Cass. pen. Sez. II, Sent., (ud. 19-01-2011) 10-02-2011, n. 4846 Ricorso

Sentenza scelta dal dott. Domenico Cirasole direttore del sito giuridico http://www.gadit.it/

Svolgimento del processo – Motivi della decisione

Hanno proposto ricorso per Cassazione G.S. e P. M., per mezzo del proprio difensore, avverso la sentenza della Corte di Appello di Palermo del 14.7.2010, che in riforma della sentenza di condanna pronunciata nei loro confronti dal Tribunale di Termini Imerese il 24.11.2008 per il reato di truffa, riqualificò il fatto come insolvenza fraudolenta e ridusse le pene inflitte con la decisione di primo grado.

Con il primo motivo, il difensore denuncia il vizio di violazione di legge della sentenza, ai sensi dell’art. 606 c.p.p., lett. c), in relazione agli artt. 191 e 238 c.p.p., in ordine alla ritenuta ritualità dell’acquisizione in giudizio della copiosa produzione documentale prodotta dalla persona offesa, nonostante si trattasse di documentazione "già arbitrariamente prodotta e depositata dalla teste giorni prima della sua audizione".

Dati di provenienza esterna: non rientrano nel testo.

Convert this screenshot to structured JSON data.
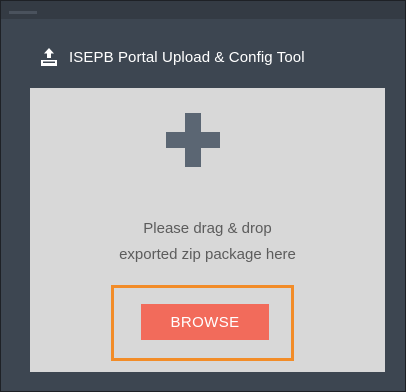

Con il secondo motivo, deduce, ai sensi dell’art. 606 c.p.p., lett. b), il vizio di erronea applicazione dell’art. 641 c.p., dal momento che gli imputati si sarebbero limitati a fornire i prodotti loro affidati dal committente ed avevano la materiale disponibilità della merce.

Il ricorso è manifestamente infondato.

Quanto al primo motivo, non è individuabile alcuna violazione di norme processuali stabilite a pena di inutilizzabilità nelle vicende relative alla produzione in giudizio dei documenti contestati dalla difesa, dovendosi quindi condividere nella sostanza le argomentazioni della Corte di merito.

Il secondo motivo si basa su generici e non del tutto chiari apprezzamenti di merito sulla presunta incompatibilità, in astratto del tutto inesistente, tra la condotta di insolvenza fraudolenta e il ruolo di intermediazione negoziale dei ricorrenti nei rapporti tra la ditta fornitrice e i clienti.

Alla stregua delle precedenti considerazioni, il ricorso va pertanto dichiarato inammissibile, con la condanna dei ricorrenti al pagamento delle spese processuali e ciascuno della somma di Euro 1000,00 alla Cassa delle Ammende, commisurata all’effettivo grado di colpa degli stessi ricorrenti nella determinazione della causa di inammissibilità.
P.Q.M.

Dichiara inammissibile il ricorso e condanna i ricorrenti al pagamento delle spese processuali e ciascuno della somma di Euro 1000,00 alla Cassa delle Ammende.

Testo non ufficiale. La sola stampa del bollettino ufficiale ha carattere legale.